男性 カメックス
J2福岡の亀川「国もアビも背負う」 U22遠征出発
西日本スポーツ*2月12日(木)6時20分配信
亀がニッポンとアビスパを背負う−。J2の福岡に今季期限付き移籍で加入したDF亀川諒史(21)が、クラブとU−22(22歳以下)日本代表でのスタメン定着を掲げた。クラブでは4日のJ1鹿島戦、7日のJ2大分トリニータ戦と2戦連続でフル出場。リオデジャネイロ五輪出場を目指す同代表のシンガポール遠征(11〜15日)メンバーにも食い込み、11日招集された。きょう12日にシンガポールへ出発。一時はサッカーを諦めて料理人の道を志したこともある“無印”のサイドバックが、虎視眈々(たんたん)とブレークを狙う。
監督絶賛「欠かせない存在」
カメが背負うのは甲羅とは限らない。「国を背負う意識を高く持っている。アビスパの選手の名に恥じない気持ちを出したい」。亀川は3月下旬に行われるリオ五輪予選(マレーシア)も見据え、U−23(23歳以下)シンガポール代表との親善試合でアピールを誓う。

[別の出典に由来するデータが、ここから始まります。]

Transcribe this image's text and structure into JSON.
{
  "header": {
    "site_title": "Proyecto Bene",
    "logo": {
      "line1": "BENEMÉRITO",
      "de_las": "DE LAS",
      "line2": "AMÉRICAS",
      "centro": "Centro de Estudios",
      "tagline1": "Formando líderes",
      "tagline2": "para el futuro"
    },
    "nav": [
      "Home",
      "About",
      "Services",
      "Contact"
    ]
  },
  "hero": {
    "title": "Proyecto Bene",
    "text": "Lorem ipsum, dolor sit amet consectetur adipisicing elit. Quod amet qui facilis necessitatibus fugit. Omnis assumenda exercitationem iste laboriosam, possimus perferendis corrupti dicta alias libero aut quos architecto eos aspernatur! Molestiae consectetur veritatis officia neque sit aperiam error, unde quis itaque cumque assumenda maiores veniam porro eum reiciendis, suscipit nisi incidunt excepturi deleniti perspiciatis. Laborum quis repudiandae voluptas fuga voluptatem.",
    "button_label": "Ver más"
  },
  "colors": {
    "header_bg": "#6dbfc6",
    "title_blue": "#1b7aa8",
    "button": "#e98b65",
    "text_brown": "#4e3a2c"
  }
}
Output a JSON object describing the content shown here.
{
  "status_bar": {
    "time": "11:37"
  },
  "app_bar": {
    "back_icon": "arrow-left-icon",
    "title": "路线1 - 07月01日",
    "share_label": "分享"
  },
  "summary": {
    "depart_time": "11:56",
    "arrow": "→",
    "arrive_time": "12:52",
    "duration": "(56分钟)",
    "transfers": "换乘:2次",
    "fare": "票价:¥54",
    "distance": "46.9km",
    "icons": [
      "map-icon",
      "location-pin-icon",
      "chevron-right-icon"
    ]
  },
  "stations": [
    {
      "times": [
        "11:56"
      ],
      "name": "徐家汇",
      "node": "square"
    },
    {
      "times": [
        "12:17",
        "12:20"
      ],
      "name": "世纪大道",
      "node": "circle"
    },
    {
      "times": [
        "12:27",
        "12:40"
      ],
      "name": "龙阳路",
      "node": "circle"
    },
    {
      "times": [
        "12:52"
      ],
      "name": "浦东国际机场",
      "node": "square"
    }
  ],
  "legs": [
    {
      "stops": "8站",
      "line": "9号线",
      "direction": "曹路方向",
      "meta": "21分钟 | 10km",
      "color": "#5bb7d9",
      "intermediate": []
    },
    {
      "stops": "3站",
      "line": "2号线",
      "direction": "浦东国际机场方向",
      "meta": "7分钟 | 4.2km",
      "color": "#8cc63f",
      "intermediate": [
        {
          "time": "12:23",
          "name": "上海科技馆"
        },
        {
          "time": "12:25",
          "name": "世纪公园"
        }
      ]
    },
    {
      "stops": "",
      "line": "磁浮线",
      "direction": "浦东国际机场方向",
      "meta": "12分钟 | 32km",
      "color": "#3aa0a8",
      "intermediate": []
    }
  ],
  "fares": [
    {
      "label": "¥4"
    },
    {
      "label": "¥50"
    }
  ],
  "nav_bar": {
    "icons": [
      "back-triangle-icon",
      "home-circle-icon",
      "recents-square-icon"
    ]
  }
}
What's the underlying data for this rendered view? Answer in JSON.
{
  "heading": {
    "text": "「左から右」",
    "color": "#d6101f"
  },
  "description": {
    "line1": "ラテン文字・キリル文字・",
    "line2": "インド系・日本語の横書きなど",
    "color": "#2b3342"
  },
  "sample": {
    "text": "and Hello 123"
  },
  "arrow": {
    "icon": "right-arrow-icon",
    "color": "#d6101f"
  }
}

帝京三高(山梨)では全国高校選手権に出場できず、無名の存在。注目は県内のライバル山梨学院大付のMF白崎(現J1清水)に集中した。「実際に(県内の公式戦で)対戦しても、白崎はJ1クラブが争奪戦を繰り広げる選手だなと感じていた。逆に自分はプロでは厳しいと思った」
当時の夢は料理人。両親が共働きで、母方の祖母に作ってもらったハンバーグの味が忘れられず、料理にのめりこんだ。「高校卒業後は、料理の専門学校に行こうと考えた」。Jリーガーの道は諦めかけていた中、当時J2の湘南に誘われて入団。「全員攻撃、全員守備」を掲げるチョウ監督の下で走り込み、運動量や攻守の切り替えの速さに磨きをかけて頭角を現した。2013年秋のミャンマー遠征で、U−20(20歳以下)日本代表に初招集された。

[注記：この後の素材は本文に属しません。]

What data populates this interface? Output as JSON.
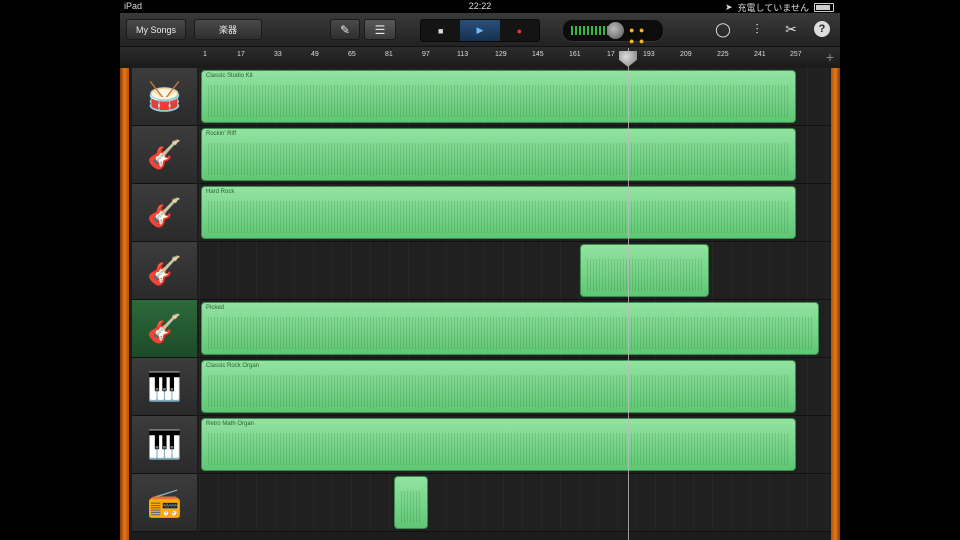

湘南は今季J1に復帰したが、より多くの出場機会を求めて福岡に期限付きで移籍した。「井原監督は守備を大事にされる方。(U−22日本代表の)手倉森監督に近いものがあるのでプラスになる」。2月の宮崎キャンプでは左サイドバックとして先発に定着。井原監督は「体が強く、守備能力にたけている。欠かせない存在」と期待する。